Santos explica que o resultado das vendas de veículos pode ser considerado um reajuste ou reposicionamento, já que o segmento se recupera mais lentamente:
— As pessoas não voltam a consumir produtos dessa natureza com tanta rapidez como outros. Algumas oportunidades de preços em queda podem ter contribuído para que esse valor de fevereiro venha um pouco acima, mas (a venda de veículos) ainda está 2% distante do nível pré-pandemia, enquanto material de construção está 20,8% acima do nível pré-pandemia.
Piora da pandemia e inflação
Apesar do desempenho positivo, o resultado de fevereiro sinaliza a dificuldade que o varejo enfrenta neste início de ano. O recrudescimento da pandemia e as restrições impostas à mobilidade, além do alto desemprego e fim da primeira rodada do auxílio emergencial, indicam perda de fôlego do setor.

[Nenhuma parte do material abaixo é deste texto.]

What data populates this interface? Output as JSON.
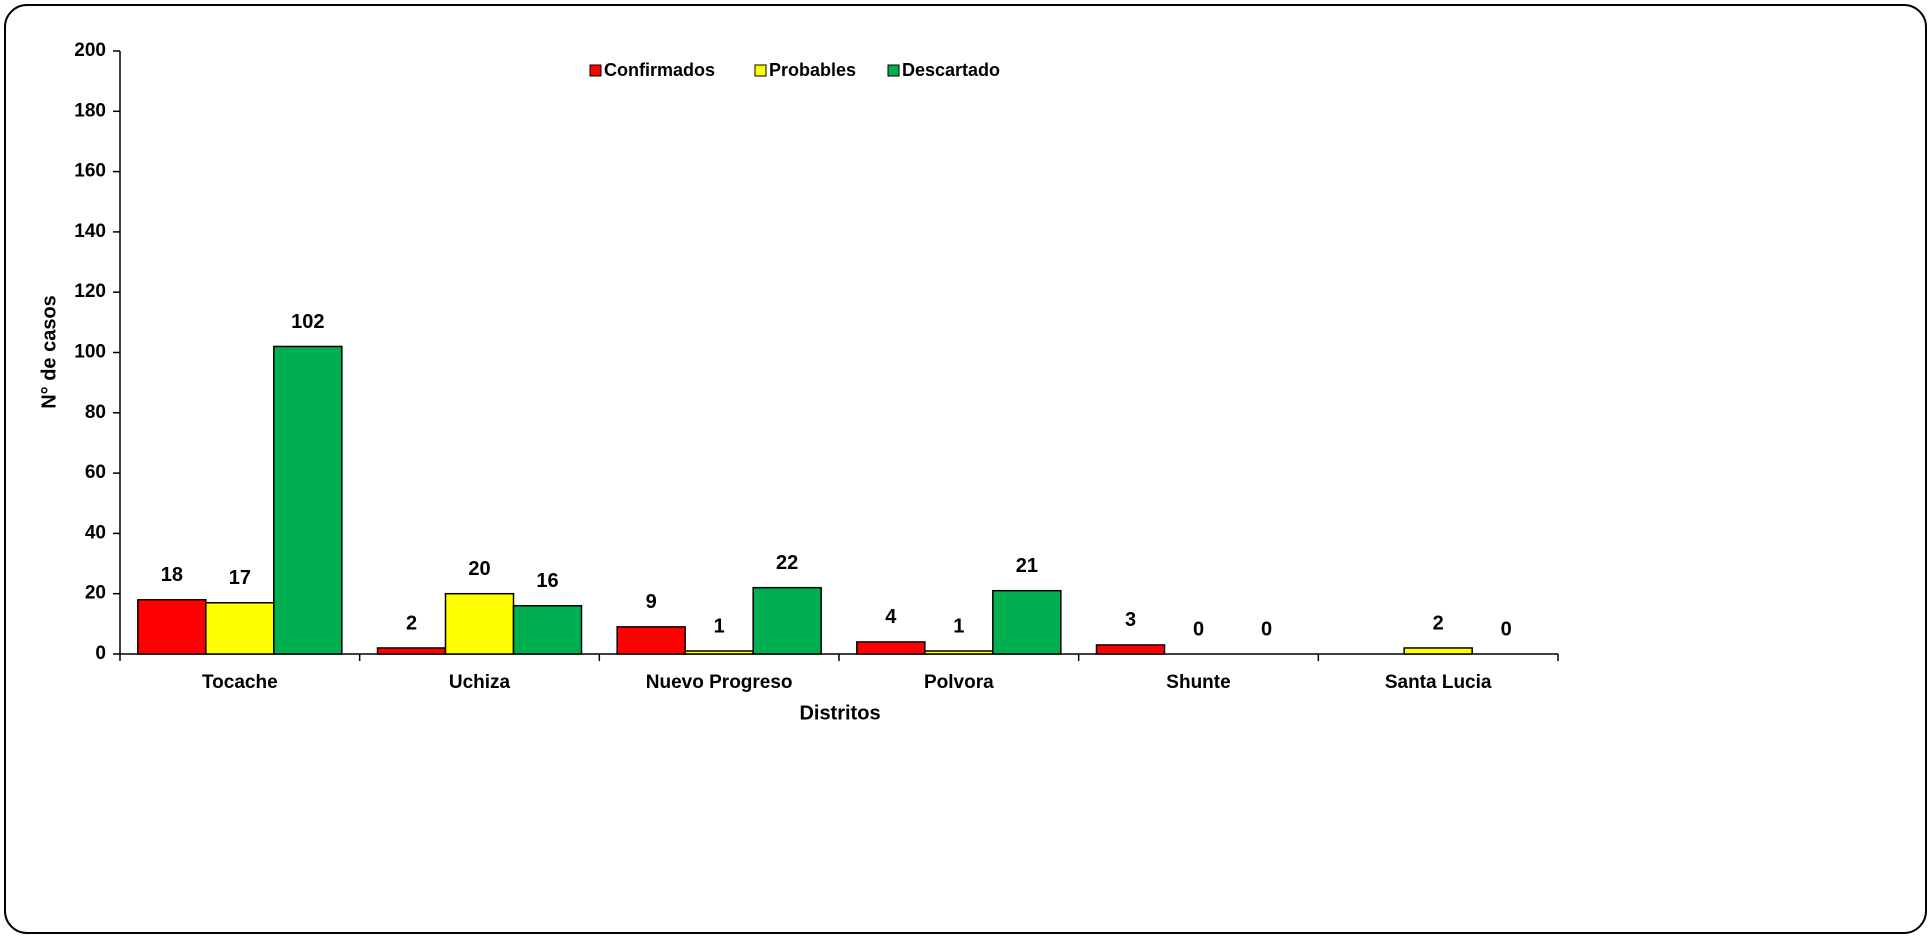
{
  "chart_data": {
    "type": "bar",
    "x_label": "Distritos",
    "y_label": "N° de casos",
    "categories": [
      "Tocache",
      "Uchiza",
      "Nuevo Progreso",
      "Polvora",
      "Shunte",
      "Santa Lucia"
    ],
    "series": [
      {
        "name": "Confirmados",
        "color": "#ff0000",
        "values": [
          18,
          2,
          9,
          4,
          3,
          null
        ]
      },
      {
        "name": "Probables",
        "color": "#ffff00",
        "values": [
          17,
          20,
          1,
          1,
          0,
          2
        ]
      },
      {
        "name": "Descartado",
        "color": "#00b050",
        "values": [
          102,
          16,
          22,
          21,
          0,
          0
        ]
      }
    ],
    "ylim": [
      0,
      200
    ],
    "yticks": [
      0,
      20,
      40,
      60,
      80,
      100,
      120,
      140,
      160,
      180,
      200
    ],
    "legend": "top",
    "grid": false
  }
}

Além desses fatores, o aumento de preços tem pressionado a taxa inflacionária, o que afeta o consumo das famílias. Segundo última pesquisa Focus divulgada pelo Banco Central, a projeção do mercado para a inflação de 2021 subiu de 4,81% para 4,85%.
A expectativa dos analistas é que o mês de março apresente um recuo em relação à fevereiro, diante do aumento de casos de Covid-19 e da ausência de novas medidas de socorro emergencial do governo.
Margato, economista da XP, avalia que o resultado de fevereiro do varejo pode ser considerado mais um rebote estatístico do que reversão de tendência. A corretora prevê em março uma queda de 10,2% do varejo ampliado e um recuo de 6,3 no varejo restrito:
— Os dados de fevereiro surpreenderam positivamente, mas não alteram nossa avaliação mais geral de que o consumo das famílias vem desacelerando desde o final de 2020. Além da massa de renda disponível menor por conta das menores transferências do governo, há a inflação ainda pressionada no curto prazo e a piora da confiança do consumidor, à medida em que a pandemia mostra um recrudescimento.
Tiago Tristão, economista da Genial Investimentos, corrobora com a análise de contração do varejo em março e abril por conta das restrições à mobilidade impostas pela pandemia.
— Esse é o período mais crítico da pandemia. Por mais que não haja um reflexo de magnitude igual ao que tivemos ano passado (na atividade), comércio e serviços vão sofrer muito. Até meados de maio, a gente corre o risco de ficar nesse vaivém por conta da pandemia, que pode exigir novos fechamentos.
Tanto Margato quanto Tristão avaliam que, com o avanço da vacinação, a retomada do mercado mercado de trabalho, sobretudo informal, ajudará o varejo a se manter no terreno positivo na segunda metade do ano:
— O varejo nesse primeiro semestre vai andar de lado, o crescimento de 2% a 3% (previsto para o setor, no ano) vai ficar para o segundo semestre.